This project converts a video in one language to another language.
Supported target languages
Afrikaans, Arabic, Armenian, Azerbaijani, Belarusian, Bosnian, Bulgarian, Catalan, Chinese, Croatian, Czech, Danish, Dutch, English, Estonian, Finnish, French, Galician, German, Greek, Hebrew, Hindi, Hungarian, Icelandic, Indonesian, Italian, Japanese, Kannada, Kazakh, Korean, Latvian, Lithuanian, Macedonian, Malay, Marathi, Maori, Nepali, Norwegian, Persian, Polish, Portuguese, Romanian, Russian, Serbian, Slovak, Slovenian, Spanish, Swahili, Swedish, Tagalog, Tamil, Thai, Turkish, Ukrainian, Urdu, Vietnamese, and Welsh.Clone the repository
git clone https://github.com/RoyceAroc/Multilingual-Video-Dubbing.git && cd Multilingual-Video-Dubbing
Setup the environment and install dependencies
python -m venv video-dubbing
source video-dubbing/bin/activate
pip install --upgrade pip setuptools wheel
pip install -r requirements.txt
Adjust the base variables (video url, source, and target language) in main.py
and run the file
python main.py
original_video.mp4
output_video.mp4
- Lack of Lip Synchronization. AI pose models can be used to improve results.

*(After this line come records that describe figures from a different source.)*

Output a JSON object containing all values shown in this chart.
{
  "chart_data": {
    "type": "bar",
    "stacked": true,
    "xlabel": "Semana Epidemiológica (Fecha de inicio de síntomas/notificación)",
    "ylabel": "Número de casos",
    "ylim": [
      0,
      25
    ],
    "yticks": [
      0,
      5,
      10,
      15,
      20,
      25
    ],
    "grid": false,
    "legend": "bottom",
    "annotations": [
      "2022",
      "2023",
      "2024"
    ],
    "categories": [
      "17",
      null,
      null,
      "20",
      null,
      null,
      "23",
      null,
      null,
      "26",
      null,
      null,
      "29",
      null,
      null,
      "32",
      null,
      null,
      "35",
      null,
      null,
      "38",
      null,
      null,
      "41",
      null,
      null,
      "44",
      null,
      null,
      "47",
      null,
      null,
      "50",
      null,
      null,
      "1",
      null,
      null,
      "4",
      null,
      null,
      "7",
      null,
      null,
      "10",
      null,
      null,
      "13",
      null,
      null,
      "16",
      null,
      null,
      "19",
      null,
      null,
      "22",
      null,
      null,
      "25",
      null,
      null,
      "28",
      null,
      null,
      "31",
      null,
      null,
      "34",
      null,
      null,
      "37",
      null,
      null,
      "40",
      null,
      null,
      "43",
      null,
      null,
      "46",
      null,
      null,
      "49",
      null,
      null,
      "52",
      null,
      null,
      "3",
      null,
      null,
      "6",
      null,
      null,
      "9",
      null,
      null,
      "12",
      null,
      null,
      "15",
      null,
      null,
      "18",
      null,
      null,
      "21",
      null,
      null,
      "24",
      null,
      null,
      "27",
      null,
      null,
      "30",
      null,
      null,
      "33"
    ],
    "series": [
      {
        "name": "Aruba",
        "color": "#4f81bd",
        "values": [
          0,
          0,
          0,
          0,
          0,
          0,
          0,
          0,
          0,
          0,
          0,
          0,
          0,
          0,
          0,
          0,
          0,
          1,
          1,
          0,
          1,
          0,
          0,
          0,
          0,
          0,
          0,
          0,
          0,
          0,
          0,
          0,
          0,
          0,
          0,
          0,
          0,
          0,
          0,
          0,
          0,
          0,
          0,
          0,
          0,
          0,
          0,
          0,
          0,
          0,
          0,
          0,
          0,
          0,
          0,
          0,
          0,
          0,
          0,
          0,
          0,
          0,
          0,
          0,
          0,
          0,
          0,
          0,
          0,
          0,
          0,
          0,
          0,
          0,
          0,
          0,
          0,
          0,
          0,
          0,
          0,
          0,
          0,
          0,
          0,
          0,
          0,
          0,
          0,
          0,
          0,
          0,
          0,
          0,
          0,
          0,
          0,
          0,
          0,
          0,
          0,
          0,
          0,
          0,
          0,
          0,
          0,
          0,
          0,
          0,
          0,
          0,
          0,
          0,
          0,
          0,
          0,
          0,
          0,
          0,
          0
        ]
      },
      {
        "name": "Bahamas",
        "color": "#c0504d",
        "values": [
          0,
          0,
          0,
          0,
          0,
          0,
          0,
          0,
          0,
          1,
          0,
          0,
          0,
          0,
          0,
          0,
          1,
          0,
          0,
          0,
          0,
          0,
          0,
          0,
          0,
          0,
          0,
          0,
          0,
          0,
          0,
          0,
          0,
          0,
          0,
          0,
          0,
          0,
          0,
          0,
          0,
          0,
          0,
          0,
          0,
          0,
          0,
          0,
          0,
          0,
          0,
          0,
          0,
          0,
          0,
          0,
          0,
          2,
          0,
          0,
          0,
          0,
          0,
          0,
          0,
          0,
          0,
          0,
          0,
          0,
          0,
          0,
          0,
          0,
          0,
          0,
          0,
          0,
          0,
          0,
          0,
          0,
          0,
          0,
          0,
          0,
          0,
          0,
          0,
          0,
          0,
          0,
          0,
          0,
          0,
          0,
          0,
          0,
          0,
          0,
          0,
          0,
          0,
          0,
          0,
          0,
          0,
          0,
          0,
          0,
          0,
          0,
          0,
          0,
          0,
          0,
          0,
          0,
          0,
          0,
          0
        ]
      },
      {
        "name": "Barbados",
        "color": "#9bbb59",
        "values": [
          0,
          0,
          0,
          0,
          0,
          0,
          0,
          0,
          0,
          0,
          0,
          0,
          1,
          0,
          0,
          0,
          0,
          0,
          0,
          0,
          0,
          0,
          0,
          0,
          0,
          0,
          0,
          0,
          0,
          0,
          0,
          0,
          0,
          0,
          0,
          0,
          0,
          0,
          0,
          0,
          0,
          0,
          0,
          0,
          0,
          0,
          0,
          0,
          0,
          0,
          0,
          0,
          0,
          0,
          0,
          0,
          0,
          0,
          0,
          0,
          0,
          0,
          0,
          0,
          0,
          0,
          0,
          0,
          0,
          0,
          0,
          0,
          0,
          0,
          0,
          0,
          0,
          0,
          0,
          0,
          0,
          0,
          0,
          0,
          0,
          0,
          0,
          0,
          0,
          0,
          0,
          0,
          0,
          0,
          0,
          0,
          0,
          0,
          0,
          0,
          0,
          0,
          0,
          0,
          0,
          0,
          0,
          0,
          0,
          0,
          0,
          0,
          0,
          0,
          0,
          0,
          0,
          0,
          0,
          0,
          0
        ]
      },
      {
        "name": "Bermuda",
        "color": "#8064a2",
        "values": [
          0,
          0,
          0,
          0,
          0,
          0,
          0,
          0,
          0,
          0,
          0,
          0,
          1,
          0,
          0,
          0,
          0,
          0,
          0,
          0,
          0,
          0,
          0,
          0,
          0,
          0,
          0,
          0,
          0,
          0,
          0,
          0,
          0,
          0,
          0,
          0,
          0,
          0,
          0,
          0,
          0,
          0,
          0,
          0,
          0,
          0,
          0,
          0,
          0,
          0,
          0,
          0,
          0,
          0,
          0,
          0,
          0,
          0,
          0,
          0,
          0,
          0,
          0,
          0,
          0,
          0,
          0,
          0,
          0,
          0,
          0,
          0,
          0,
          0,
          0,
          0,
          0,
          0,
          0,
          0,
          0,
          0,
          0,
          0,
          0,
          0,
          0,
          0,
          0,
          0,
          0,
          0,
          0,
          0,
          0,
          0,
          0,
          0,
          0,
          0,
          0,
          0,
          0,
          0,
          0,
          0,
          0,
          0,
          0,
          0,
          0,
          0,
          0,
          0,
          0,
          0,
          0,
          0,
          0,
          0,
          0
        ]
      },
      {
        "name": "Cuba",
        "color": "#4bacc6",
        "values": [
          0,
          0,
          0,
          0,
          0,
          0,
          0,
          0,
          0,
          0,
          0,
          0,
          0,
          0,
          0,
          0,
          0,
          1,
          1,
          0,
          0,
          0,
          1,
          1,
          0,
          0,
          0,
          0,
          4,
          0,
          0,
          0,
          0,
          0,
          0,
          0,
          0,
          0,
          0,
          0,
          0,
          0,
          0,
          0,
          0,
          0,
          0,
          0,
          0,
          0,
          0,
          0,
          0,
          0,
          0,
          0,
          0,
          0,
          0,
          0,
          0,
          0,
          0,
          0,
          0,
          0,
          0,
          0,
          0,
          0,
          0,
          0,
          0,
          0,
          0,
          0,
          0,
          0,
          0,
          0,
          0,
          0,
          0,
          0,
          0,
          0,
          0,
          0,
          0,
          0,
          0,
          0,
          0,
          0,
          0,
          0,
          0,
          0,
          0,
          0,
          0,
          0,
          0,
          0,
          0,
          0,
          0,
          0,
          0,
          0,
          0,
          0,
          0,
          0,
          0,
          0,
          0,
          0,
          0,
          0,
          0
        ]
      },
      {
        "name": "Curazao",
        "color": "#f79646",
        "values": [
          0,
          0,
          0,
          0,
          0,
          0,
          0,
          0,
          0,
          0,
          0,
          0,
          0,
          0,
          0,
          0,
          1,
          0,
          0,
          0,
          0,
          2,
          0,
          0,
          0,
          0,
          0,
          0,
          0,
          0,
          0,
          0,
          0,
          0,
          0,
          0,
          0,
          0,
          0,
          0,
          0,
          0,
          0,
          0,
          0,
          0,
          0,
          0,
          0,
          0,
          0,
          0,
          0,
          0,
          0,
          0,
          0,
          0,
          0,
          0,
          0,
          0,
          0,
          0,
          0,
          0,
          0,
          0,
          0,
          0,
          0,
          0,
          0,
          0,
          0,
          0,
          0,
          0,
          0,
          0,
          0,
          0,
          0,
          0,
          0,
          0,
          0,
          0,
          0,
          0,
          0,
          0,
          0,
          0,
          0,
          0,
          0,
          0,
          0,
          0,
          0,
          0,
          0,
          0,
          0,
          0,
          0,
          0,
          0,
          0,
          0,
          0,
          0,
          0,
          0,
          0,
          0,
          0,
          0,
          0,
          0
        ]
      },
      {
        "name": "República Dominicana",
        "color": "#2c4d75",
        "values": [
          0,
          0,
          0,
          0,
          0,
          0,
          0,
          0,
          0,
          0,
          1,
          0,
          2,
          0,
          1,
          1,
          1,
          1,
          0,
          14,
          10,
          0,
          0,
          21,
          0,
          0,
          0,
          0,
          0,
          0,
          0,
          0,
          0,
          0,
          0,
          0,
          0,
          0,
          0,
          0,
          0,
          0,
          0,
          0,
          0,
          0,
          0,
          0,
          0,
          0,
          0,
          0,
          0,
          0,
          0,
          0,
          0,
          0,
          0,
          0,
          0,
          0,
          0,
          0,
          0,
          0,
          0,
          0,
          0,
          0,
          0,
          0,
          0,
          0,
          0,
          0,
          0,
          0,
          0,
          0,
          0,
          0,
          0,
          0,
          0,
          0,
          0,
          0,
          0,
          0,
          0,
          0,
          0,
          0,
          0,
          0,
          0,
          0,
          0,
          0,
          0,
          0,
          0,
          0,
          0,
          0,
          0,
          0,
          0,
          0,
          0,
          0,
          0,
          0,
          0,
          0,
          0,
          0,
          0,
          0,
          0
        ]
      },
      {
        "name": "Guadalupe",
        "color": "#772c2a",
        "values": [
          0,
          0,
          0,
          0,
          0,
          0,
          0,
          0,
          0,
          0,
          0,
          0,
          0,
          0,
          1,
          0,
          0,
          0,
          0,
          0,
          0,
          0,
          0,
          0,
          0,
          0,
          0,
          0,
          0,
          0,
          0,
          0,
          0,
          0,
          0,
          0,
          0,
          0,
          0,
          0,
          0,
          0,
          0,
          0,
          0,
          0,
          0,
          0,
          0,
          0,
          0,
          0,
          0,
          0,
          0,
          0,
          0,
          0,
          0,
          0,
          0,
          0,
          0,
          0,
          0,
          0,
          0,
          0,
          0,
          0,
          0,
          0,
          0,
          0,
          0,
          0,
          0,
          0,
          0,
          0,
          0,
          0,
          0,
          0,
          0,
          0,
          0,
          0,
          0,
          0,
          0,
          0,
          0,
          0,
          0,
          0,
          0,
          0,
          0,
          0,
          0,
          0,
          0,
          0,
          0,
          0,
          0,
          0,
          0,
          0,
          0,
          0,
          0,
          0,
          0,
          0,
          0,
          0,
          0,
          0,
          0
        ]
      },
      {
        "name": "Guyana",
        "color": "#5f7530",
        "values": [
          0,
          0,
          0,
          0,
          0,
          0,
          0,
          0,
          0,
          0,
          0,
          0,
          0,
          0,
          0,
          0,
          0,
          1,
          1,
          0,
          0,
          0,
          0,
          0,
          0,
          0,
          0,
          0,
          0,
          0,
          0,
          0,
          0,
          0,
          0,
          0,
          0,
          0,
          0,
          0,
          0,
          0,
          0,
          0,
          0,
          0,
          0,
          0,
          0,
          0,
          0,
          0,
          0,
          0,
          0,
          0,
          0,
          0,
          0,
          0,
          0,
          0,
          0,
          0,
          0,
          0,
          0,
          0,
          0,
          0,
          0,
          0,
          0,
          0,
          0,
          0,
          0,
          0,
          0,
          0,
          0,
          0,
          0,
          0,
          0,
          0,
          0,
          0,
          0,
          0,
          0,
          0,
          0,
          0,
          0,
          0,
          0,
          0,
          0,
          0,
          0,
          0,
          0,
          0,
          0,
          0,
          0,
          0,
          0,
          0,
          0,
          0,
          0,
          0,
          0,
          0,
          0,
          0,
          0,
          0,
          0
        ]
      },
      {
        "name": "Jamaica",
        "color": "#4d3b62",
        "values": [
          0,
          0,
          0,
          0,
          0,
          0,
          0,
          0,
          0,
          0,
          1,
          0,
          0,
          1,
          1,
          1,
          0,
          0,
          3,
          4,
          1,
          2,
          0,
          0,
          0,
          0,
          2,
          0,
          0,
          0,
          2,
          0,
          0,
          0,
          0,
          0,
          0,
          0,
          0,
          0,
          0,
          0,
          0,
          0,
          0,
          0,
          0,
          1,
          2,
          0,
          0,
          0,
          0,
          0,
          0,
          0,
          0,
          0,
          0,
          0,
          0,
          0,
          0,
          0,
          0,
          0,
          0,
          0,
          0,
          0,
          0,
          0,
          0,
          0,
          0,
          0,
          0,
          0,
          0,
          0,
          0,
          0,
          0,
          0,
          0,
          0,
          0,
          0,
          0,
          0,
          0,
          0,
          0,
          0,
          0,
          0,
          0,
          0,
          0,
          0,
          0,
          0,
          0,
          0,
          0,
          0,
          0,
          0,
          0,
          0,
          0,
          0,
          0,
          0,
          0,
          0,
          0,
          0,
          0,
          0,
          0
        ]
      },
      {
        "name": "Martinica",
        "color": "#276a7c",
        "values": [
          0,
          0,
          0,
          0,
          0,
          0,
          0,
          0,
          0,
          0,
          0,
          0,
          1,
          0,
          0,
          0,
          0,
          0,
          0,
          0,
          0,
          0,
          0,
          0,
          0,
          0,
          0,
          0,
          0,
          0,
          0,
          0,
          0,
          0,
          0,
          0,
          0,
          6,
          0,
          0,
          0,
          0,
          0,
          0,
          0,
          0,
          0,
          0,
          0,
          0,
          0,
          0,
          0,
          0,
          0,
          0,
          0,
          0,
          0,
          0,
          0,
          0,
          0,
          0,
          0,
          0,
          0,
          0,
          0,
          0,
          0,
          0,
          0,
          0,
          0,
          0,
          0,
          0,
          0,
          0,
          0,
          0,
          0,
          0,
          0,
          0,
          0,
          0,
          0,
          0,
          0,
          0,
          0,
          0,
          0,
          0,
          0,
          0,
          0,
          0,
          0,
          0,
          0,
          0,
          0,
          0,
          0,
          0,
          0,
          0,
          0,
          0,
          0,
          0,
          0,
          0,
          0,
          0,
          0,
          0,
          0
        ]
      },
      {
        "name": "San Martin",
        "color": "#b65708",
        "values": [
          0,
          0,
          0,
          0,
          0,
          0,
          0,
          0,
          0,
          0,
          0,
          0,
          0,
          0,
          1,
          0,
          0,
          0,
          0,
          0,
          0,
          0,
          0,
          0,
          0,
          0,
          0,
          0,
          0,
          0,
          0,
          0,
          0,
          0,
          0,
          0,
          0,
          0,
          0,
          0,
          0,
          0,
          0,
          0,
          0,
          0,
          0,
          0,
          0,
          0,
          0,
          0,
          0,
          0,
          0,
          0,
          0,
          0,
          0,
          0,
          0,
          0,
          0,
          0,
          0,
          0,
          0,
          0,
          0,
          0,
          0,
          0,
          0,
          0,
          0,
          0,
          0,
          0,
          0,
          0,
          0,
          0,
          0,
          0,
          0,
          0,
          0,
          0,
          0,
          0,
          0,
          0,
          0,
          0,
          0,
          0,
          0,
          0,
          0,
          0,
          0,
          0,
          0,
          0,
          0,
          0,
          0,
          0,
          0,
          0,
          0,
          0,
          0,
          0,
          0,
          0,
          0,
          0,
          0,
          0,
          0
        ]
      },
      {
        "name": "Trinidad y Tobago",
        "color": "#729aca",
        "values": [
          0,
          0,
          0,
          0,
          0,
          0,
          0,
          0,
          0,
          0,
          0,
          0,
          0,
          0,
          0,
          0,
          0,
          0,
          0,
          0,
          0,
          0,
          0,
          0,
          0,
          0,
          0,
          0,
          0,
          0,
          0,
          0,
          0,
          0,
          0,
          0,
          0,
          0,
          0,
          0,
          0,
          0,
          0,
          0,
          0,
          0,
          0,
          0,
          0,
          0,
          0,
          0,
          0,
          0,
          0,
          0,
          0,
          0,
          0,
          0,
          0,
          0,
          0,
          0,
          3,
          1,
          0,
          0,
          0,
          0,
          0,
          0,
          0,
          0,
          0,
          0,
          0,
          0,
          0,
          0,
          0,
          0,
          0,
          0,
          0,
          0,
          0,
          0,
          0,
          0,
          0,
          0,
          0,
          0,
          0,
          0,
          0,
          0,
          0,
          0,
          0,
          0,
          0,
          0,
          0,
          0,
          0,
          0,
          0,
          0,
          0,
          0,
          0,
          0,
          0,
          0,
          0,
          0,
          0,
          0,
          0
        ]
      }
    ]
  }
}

- Lack of AI Voice Cloning. Using speaker embeddings on voices from the original video to generate voice cloning in different languages will improve results.

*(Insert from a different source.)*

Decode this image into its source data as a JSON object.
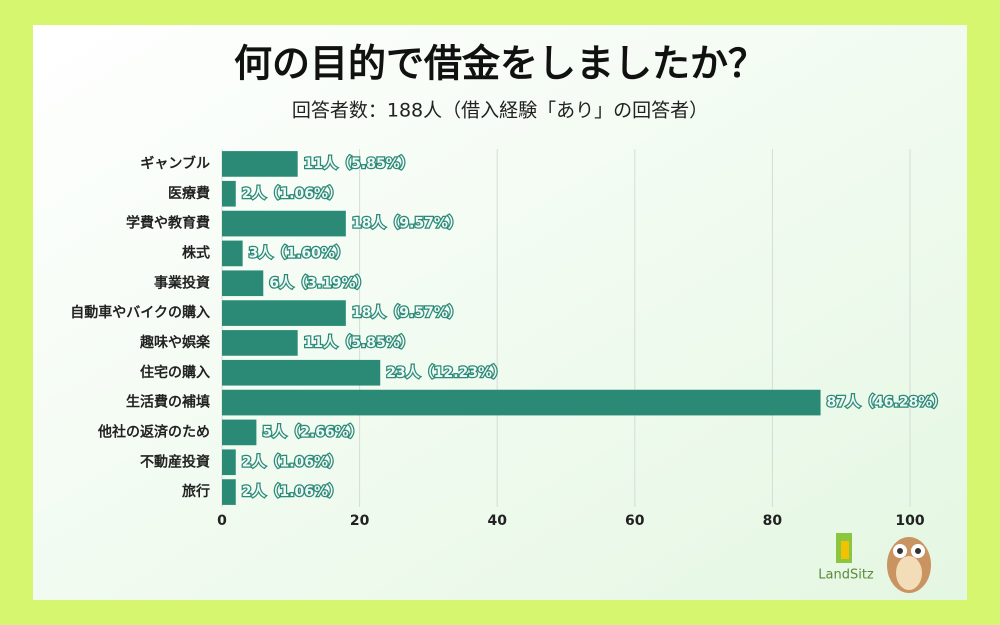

- Lack of Speaker Diarization (identifying speaker 1, speaker 2, etc). Speaker Diarization models (spectral clustering, affinization, etc) can be used to improve results by using the other voice models that Whisper offers.
- Weak Gender Diarization model. Current model was trained only on Malaya speech and may have biases on identifying between male/female voices.